Bisher hat Jupiters allmächtiger Präsident auf europäischer Ebene keine wirkliche Moderatoren- oder verbindende Rolle gespielt. Mit seinen verfassungsmäßigen Befugnissen, die auf einer absoluten Mehrheit der „politischen Formationen“ in der Versammlung beruhen, provoziert, stört und erzeugt Macron oft Dynamiken, die seinen Partnern nicht immer gefallen. Das Ausmaß, in dem Frankreich weiterhin den Willen und die Fähigkeit demonstrieren kann, dies zu provozieren, gehört dazu und kann sehr nützlich sein. Inwieweit bietet der französische Präsident, der seine parlamentarische Mehrheit verloren hat, weiterhin seine Führung an? Und welche Art von Führung? Diese Frage stellt sich jetzt auf europäischer Ebene.

Deutsches Beispiel

Auf bilateraler Ebene wird es eine Phase der Neugier und Vorsicht zugleich geben. Auf der einen Seite stellen sich jetzt Fragen an Deutschland wie: Koalition, wie geht das? Präsident Macron hat darauf angespielt: Deutschland und Italien hätten es geschafft, eine bunte parlamentarische Mehrheit zu bilden, während sie ihre eigene Koalition beiseite gelegt hätten. Das Koalitionsprinzip scheint jedenfalls in Paris auf Interesse zu stoßen, auch wenn die Worte der politischen Führung seit dem 19. Juni etwas anderes vermuten lassen.

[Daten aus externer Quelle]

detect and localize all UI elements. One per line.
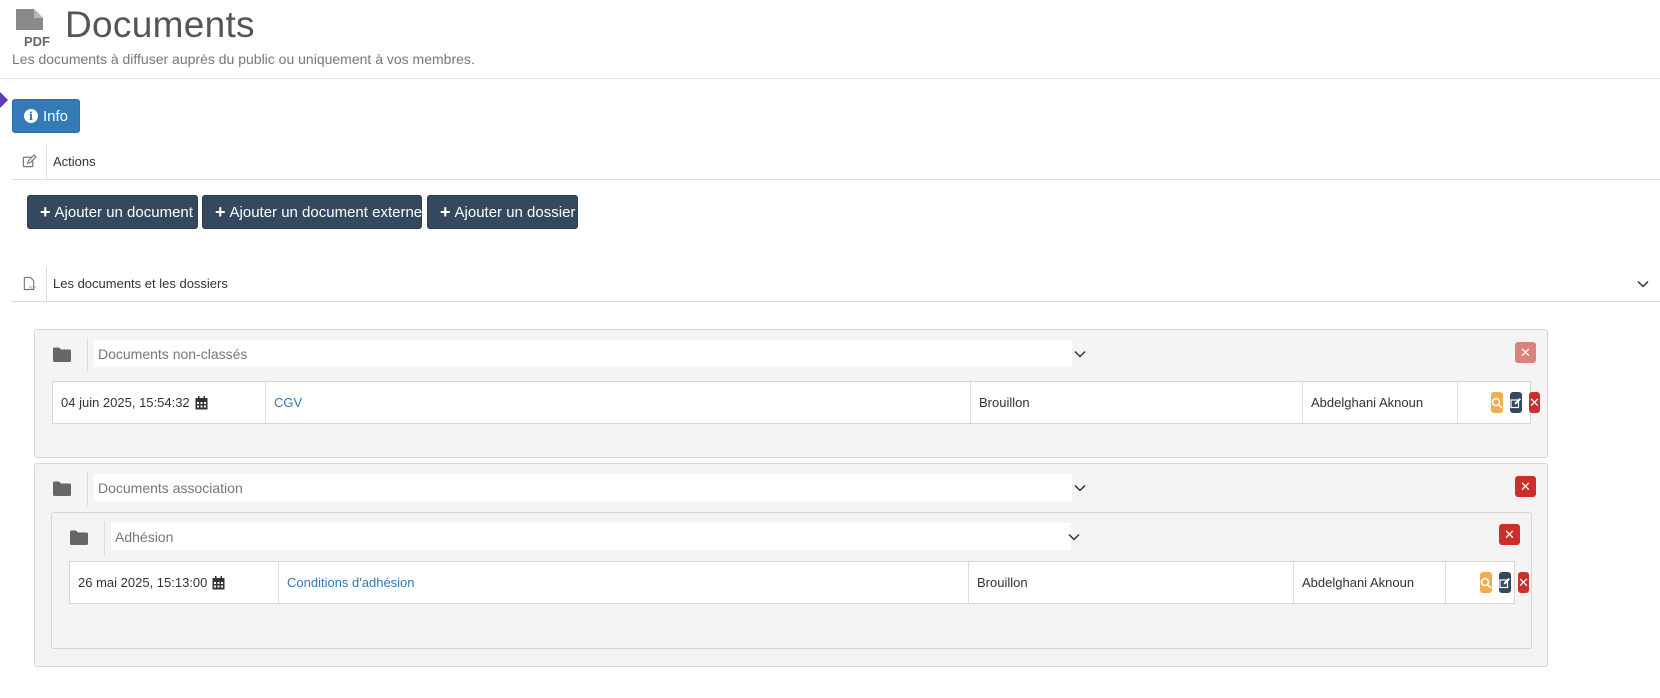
document-title-link[interactable]: CGV: [274, 395, 302, 410]
subfolder-header: Adhésion ✕: [52, 513, 1531, 563]
edit-document-button[interactable]: [1510, 392, 1522, 413]
chevron-down-icon[interactable]: [1067, 530, 1081, 544]
add-folder-label: Ajouter un dossier: [454, 203, 576, 221]
info-button-label: Info: [42, 107, 69, 125]
search-icon: [1491, 397, 1503, 409]
folder-icon: [53, 481, 71, 496]
edit-icon: [1499, 577, 1510, 588]
document-author-cell: Abdelghani Aknoun: [1303, 382, 1458, 423]
folder-divider: [104, 521, 105, 555]
documents-section-header[interactable]: PDF Les documents et les dossiers: [12, 267, 1660, 302]
add-external-document-button[interactable]: + Ajouter un document externe: [202, 195, 422, 229]
folder-panel: Documents association ✕ Adhésion ✕ 26 ma…: [34, 463, 1548, 667]
actions-section-label: Actions: [53, 154, 96, 169]
pdf-logo-text: PDF: [24, 34, 50, 48]
plus-icon: +: [440, 202, 451, 222]
folder-header: Documents association ✕: [35, 464, 1547, 514]
document-date: 26 mai 2025, 15:13:00: [78, 575, 208, 590]
document-title-cell: Conditions d'adhésion: [279, 562, 969, 603]
document-title-link[interactable]: Conditions d'adhésion: [287, 575, 415, 590]
subfolder-name-field[interactable]: Adhésion: [111, 523, 1071, 550]
edit-document-button[interactable]: [1499, 572, 1511, 593]
section-divider: [46, 267, 47, 301]
chevron-down-icon[interactable]: [1073, 347, 1087, 361]
document-actions-cell: ✕: [1458, 382, 1540, 423]
document-title-cell: CGV: [266, 382, 971, 423]
folder-divider: [87, 338, 88, 372]
plus-icon: +: [215, 202, 226, 222]
svg-text:PDF: PDF: [29, 286, 37, 290]
plus-icon: +: [40, 202, 51, 222]
folder-icon: [53, 347, 71, 362]
document-date-cell: 04 juin 2025, 15:54:32: [53, 382, 266, 423]
document-status-cell: Brouillon: [969, 562, 1294, 603]
table-row: 04 juin 2025, 15:54:32 CGV Brouillon Abd…: [52, 381, 1540, 424]
delete-document-button[interactable]: ✕: [1529, 392, 1540, 413]
delete-folder-button[interactable]: ✕: [1515, 342, 1536, 363]
chevron-down-icon[interactable]: [1636, 277, 1650, 291]
edit-icon: [22, 154, 37, 168]
document-actions-cell: ✕: [1446, 562, 1529, 603]
delete-document-button[interactable]: ✕: [1518, 572, 1529, 593]
pdf-file-icon: PDF: [16, 9, 50, 48]
page-subtitle: Les documents à diffuser auprès du publi…: [12, 51, 475, 67]
folder-divider: [87, 472, 88, 506]
view-document-button[interactable]: [1491, 392, 1503, 413]
documents-section-label: Les documents et les dossiers: [53, 276, 228, 291]
folder-panel: Documents non-classés ✕ 04 juin 2025, 15…: [34, 329, 1548, 458]
actions-section-header: Actions: [12, 145, 1660, 180]
folder-icon: [70, 530, 88, 545]
section-divider: [46, 145, 47, 179]
delete-folder-button[interactable]: ✕: [1515, 476, 1536, 497]
document-date-cell: 26 mai 2025, 15:13:00: [70, 562, 279, 603]
folder-name-field[interactable]: Documents association: [94, 474, 1072, 501]
calendar-icon: [212, 575, 225, 589]
document-date: 04 juin 2025, 15:54:32: [61, 395, 190, 410]
info-circle-icon: i: [23, 109, 38, 123]
search-icon: [1480, 577, 1492, 589]
subfolder-panel: Adhésion ✕ 26 mai 2025, 15:13:00 Conditi…: [51, 512, 1532, 649]
side-marker: [0, 92, 8, 108]
page-title: Documents: [65, 4, 255, 45]
edit-icon: [1510, 397, 1521, 408]
add-document-button[interactable]: + Ajouter un document: [27, 195, 198, 229]
folder-name-field[interactable]: Documents non-classés: [94, 340, 1072, 367]
info-button[interactable]: i Info: [12, 99, 80, 133]
view-document-button[interactable]: [1480, 572, 1492, 593]
document-author-cell: Abdelghani Aknoun: [1294, 562, 1446, 603]
add-external-document-label: Ajouter un document externe: [229, 203, 423, 221]
table-row: 26 mai 2025, 15:13:00 Conditions d'adhés…: [69, 561, 1529, 604]
delete-subfolder-button[interactable]: ✕: [1499, 524, 1520, 545]
document-status-cell: Brouillon: [971, 382, 1303, 423]
pdf-file-icon: PDF: [23, 276, 37, 291]
add-document-label: Ajouter un document: [54, 203, 193, 221]
calendar-icon: [195, 395, 208, 409]
add-folder-button[interactable]: + Ajouter un dossier: [427, 195, 578, 229]
page-header: PDF Documents Les documents à diffuser a…: [0, 0, 1660, 79]
chevron-down-icon[interactable]: [1073, 481, 1087, 495]
folder-header: Documents non-classés ✕: [35, 330, 1547, 380]
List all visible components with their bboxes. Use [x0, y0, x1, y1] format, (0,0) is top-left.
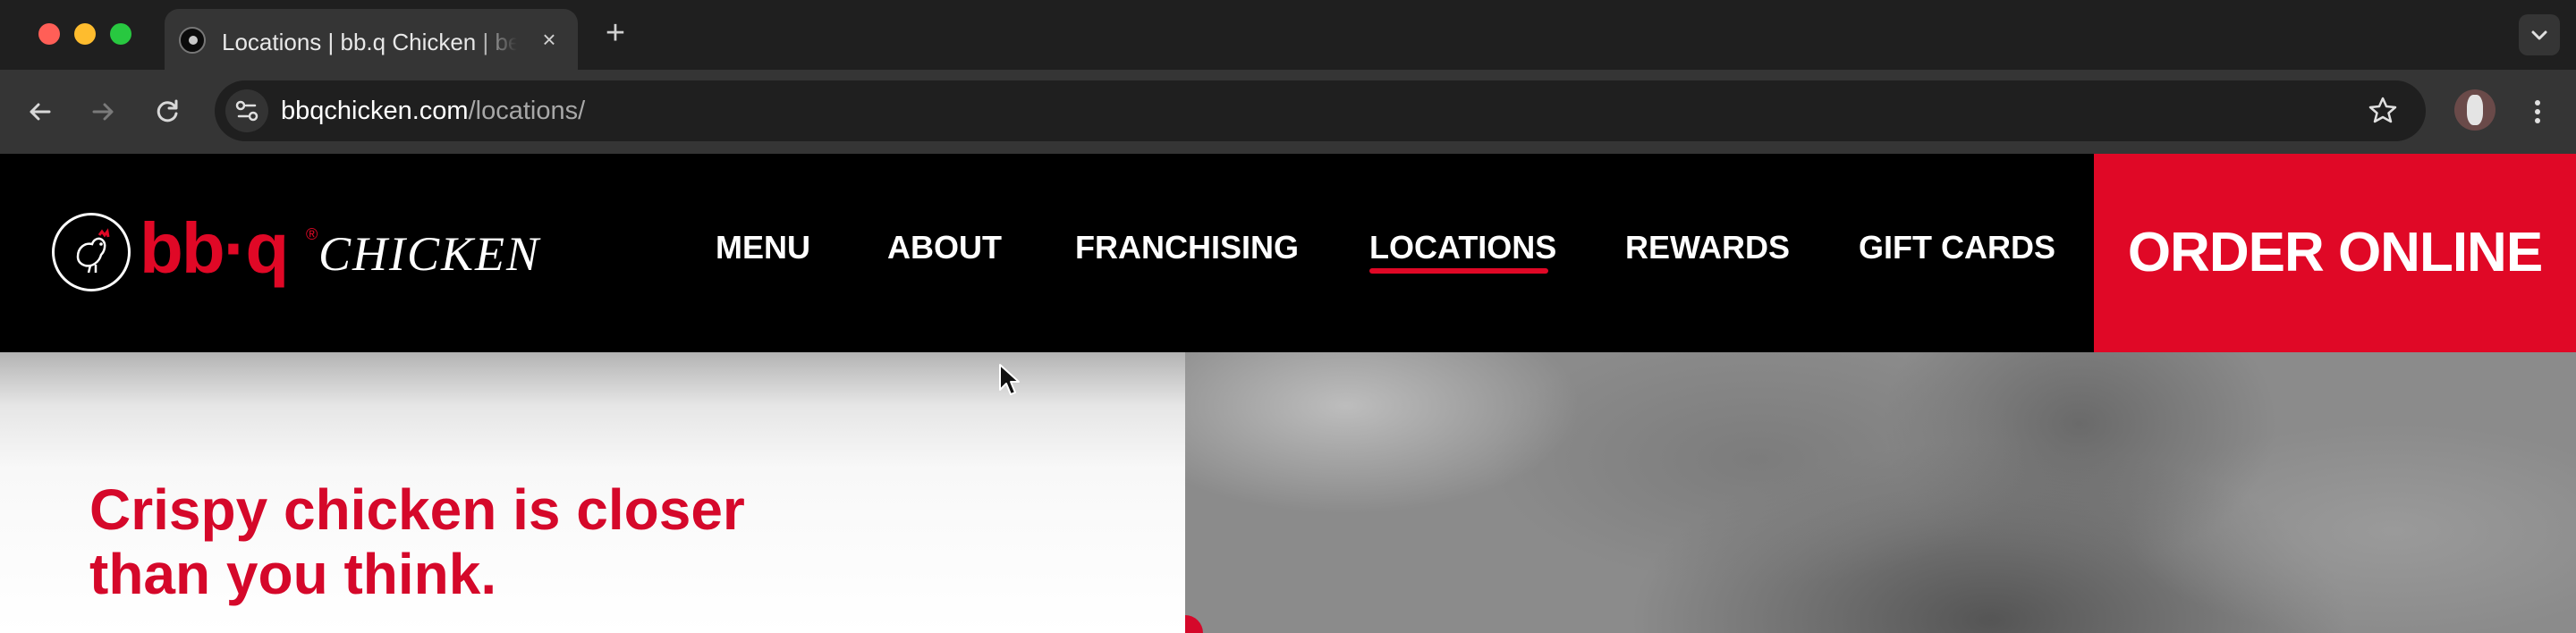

Andererseits wird der Vergleich der jeweiligen politischen Systeme Frankreichs und Deutschlands nicht sehr geschätzt, insbesondere in der Perspektive, das andere als Beispiel zu nehmen, um aus der Sackgasse herauszukommen. Christian Jacob etwa, Chef der Partei „Les Républicains“, sagte, er habe keinen „deutschen Anruf“, um zu erklären, warum er die Idee eines „Regierungspakts“ mit Macronisten ablehnte. Hinweise auf die sogenannte „Ampel“-Koalition in Deutschland haben offenbar nicht die gewünschte Wirkung.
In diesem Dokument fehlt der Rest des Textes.